Earlier this year, the Scrum Alliance published the first ever edition of the State of Agile Coaching Report, which contained many insights into the fledgling profession that is commonly referred to as “Agile Coaching”. I would like to share a few highlights that I found to be the most interesting items. I definitely recommend you to take a look for yourself and see what other thought-provoking data points you might find.
Key insight #1 – Coaches with the same experience and certifications are generally compensated more at companies who are further along in their agile adoption than companies that are new to agile
This finding may seem logical yet troubling, depending on how you look at this. On one hand, companies that are new to Agile likely do not understand the benefits of Agile practices yet, which would explain why they offer lower compensation. However, this also means that companies who provide less compensation will most likely struggle to attract top talent to assist in their adoption efforts. Another way to look at this is that coaches may choose to forego compensation in order to have more influence and impact in the outcomes of that organization.

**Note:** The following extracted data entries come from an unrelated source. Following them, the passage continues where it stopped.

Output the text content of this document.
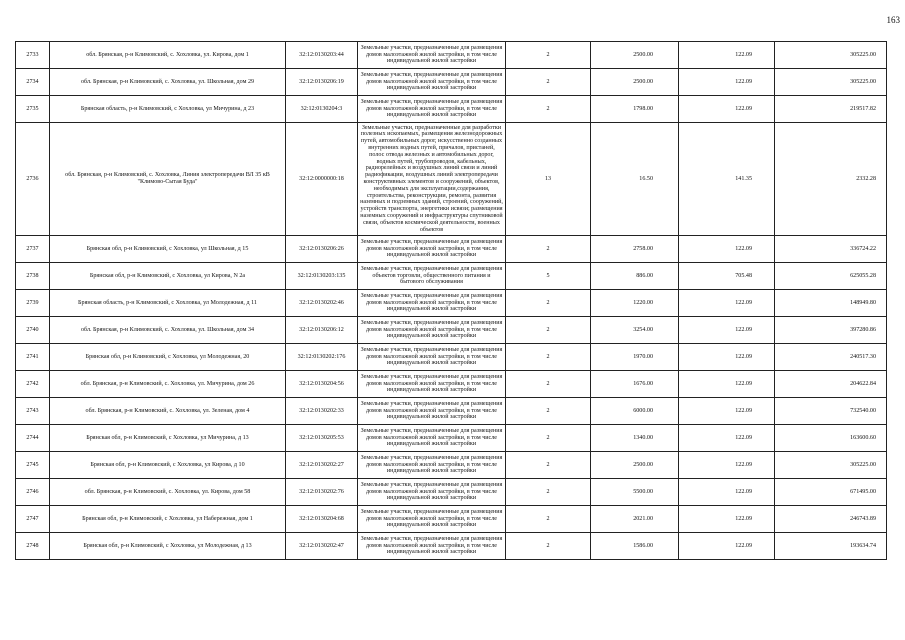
163
2733	обл. Брянская, р-н Климовский, с. Хохловка, ул. Кирова, дом 1	32:12:0130203:44	Земельные участки, предназначенные для размещения домов малоэтажной жилой застройки, в том числе индивидуальной жилой застройки	2	2500.00	122.09	305225.00
2734	обл. Брянская, р-н Климовский, с. Хохловка, ул. Школьная, дом 29	32:12:0130206:19	Земельные участки, предназначенные для размещения домов малоэтажной жилой застройки, в том числе индивидуальной жилой застройки	2	2500.00	122.09	305225.00
2735	Брянская область, р-н Климовский, с Хохловка, ул Мичурина, д 23	32:12:0130204:3	Земельные участки, предназначенные для размещения домов малоэтажной жилой застройки, в том числе индивидуальной жилой застройки	2	1798.00	122.09	219517.82
2736	обл. Брянская, р-н Климовский, с. Хохловка, Линия электропередачи ВЛ 35 кВ "Климово-Сытая Буда"	32:12:0000000:18	Земельные участки, предназначенные для разработки полезных ископаемых, размещения железнодорожных путей, автомобильных дорог, искусственно созданных внутренних водных путей, причалов, пристаней, полос отвода железных и автомобильных дорог, водных путей, трубопроводов, кабельных, радиорелейных и воздушных линий связи и линий радиофикации, воздушных линий электропередачи конструктивных элементов и сооружений, объектов, необходимых для эксплуатации,содержания, строительства, реконструкции, ремонта, развития наземных и подземных зданий, строений, сооружений, устройств транспорта, энергетики исвязи; размещения наземных сооружений и инфраструктуры спутниковой связи, объектов космической деятельности, военных объектов	13	16.50	141.35	2332.28
2737	Брянская обл, р-н Климовский, с Хохловка, ул Школьная, д 15	32:12:0130206:26	Земельные участки, предназначенные для размещения домов малоэтажной жилой застройки, в том числе индивидуальной жилой застройки	2	2758.00	122.09	336724.22
2738	Брянская обл, р-н Климовский, с Хохловка, ул Кирова, N 2а	32:12:0130203:135	Земельные участки, предназначенные для размещения объектов торговли, общественного питания и бытового обслуживания	5	886.00	705.48	625055.28
2739	Брянская область, р-н Климовский, с Хохловка, ул Молодежная, д 11	32:12:0130202:46	Земельные участки, предназначенные для размещения домов малоэтажной жилой застройки, в том числе индивидуальной жилой застройки	2	1220.00	122.09	148949.80
2740	обл. Брянская, р-н Климовский, с. Хохловка, ул. Школьная, дом 34	32:12:0130206:12	Земельные участки, предназначенные для размещения домов малоэтажной жилой застройки, в том числе индивидуальной жилой застройки	2	3254.00	122.09	397280.86
2741	Брянская обл, р-н Климовский, с Хохловка, ул Молодежная, 20	32:12:0130202:176	Земельные участки, предназначенные для размещения домов малоэтажной жилой застройки, в том числе индивидуальной жилой застройки	2	1970.00	122.09	240517.30
2742	обл. Брянская, р-н Климовский, с. Хохловка, ул. Мичурина, дом 26	32:12:0130204:56	Земельные участки, предназначенные для размещения домов малоэтажной жилой застройки, в том числе индивидуальной жилой застройки	2	1676.00	122.09	204622.84
2743	обл. Брянская, р-н Климовский, с. Хохловка, ул. Зеленая, дом 4	32:12:0130202:33	Земельные участки, предназначенные для размещения домов малоэтажной жилой застройки, в том числе индивидуальной жилой застройки	2	6000.00	122.09	732540.00
2744	Брянская обл, р-н Климовский, с Хохловка, ул Мичурина, д 13	32:12:0130205:53	Земельные участки, предназначенные для размещения домов малоэтажной жилой застройки, в том числе индивидуальной жилой застройки	2	1340.00	122.09	163600.60
2745	Брянская обл, р-н Климовский, с Хохловка, ул Кирова, д 10	32:12:0130202:27	Земельные участки, предназначенные для размещения домов малоэтажной жилой застройки, в том числе индивидуальной жилой застройки	2	2500.00	122.09	305225.00
2746	обл. Брянская, р-н Климовский, с. Хохловка, ул. Кирова, дом 58	32:12:0130202:76	Земельные участки, предназначенные для размещения домов малоэтажной жилой застройки, в том числе индивидуальной жилой застройки	2	5500.00	122.09	671495.00
2747	Брянская обл, р-н Климовский, с Хохловка, ул Набережная, дом 1	32:12:0130204:68	Земельные участки, предназначенные для размещения домов малоэтажной жилой застройки, в том числе индивидуальной жилой застройки	2	2021.00	122.09	246743.89
2748	Брянская обл, р-н Климовский, с Хохловка, ул Молодежная, д 13	32:12:0130202:47	Земельные участки, предназначенные для размещения домов малоэтажной жилой застройки, в том числе индивидуальной жилой застройки	2	1586.00	122.09	193634.74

Key insight #2 – Vast majority of agile coaches do not hold master-level agile or coaching certifications
Given that the profession of Agile Coaching is still relatively young and not yet established, it is not surprising that many Agile experts can take this opportunity to market themselves as a “coach” even if they have not yet acquired formal training and/or certification. From my perspective, there are a number of organizations that are attempting to become the dominant authority for the field of Agile Coaching, similar to the PMI (Project Management Institute) which has established itself as the de facto standard body for project management professionals. Within the Agile Coaching space, there are many players vying for that coveted crown: International Consortium for Agile (ICAgile), Lean-Agile Institute, Agile Coaching Institute, International Coach Federation (ICF), just to name a few.
Key insight #3 – Most agile coaches invest in continuing education
Not surprisingly, most agile coaches dedicate significant time and effort on professional development and training; this seems consistent with the growth-mindset that most agile coaches should inherently possess. According to the report, approximately 22% of those surveyed invest at least 20 hours per month in learning activities. The field of “agile” overall is such as vast domain that it is not difficult to find new things to explore. I believe this is one of the most rewarding aspects of working in this field; there is never a shortage of new concepts, frameworks or techniques to learn.
Key insight #4 – Agile Coaches are measured on the performance of those they coached
I personally find this to be an interesting topic – how should coaches be measured? Can we draw a direct correlation between the effectiveness of a coach to the success of the organization? This subject may be more complex than it seems on the surface. Compared to other professions in which we can tie individual performance directly to organizational outcomes, an Agile Coach’s ability to make a positive impact is often out of his/her control due to the domain in which they operate. If you are the “customer”, the person who hired the coach, you would likely expect results from your investment. However, what if the organization does not make a commitment to change? All organizations have some level of dysfunction, and would it be fair to assess the performance of a coach if the organization does not follow the guidance and advice given by the coach? This is an interesting conundrum that may be debated amongst the community. Cultural change is inherently difficult to affect, and I do not feel we should expect the coaches to be successful unless executive leadership makes the same commitment to the cause.
Key insight #5 – Agile Coaches can operate on many levels and in different domains
All in all, there are four main categories of Agile Coaching such as team-level, program-level (multi-team), business-level (or enterprise-level) and technical (i.e. engineering practices such as DevOps or XP). This level of differentiation contributes to the level of diversity amongst the skillsets and expertise amongst the coaching community. This is important to note because companies must understand their needs and long-term strategy in order to successfully recruit the right coaching talent.
In summary, Agile Coaching remains an evolving and ever-changing industry, which is both exciting and risky. For practitioners who are currently operating as Scrum Masters or Agile Team Leads, there’s an uncharted world of possibilities that awaits. At the same time, organizations that wish to adopt agile practices must invest in understanding this market in order to make the best investment decisions on coaching support. As with most things “Agile”, it is usually a good idea to experiment, inspect, and then adapt; if you are seeking coaching support, you may wish to hire a short-term consultant as part of a pilot project; this can provide you with valuable insights into what type of expertise you truly need to establish a successful team that will set the tone for the future.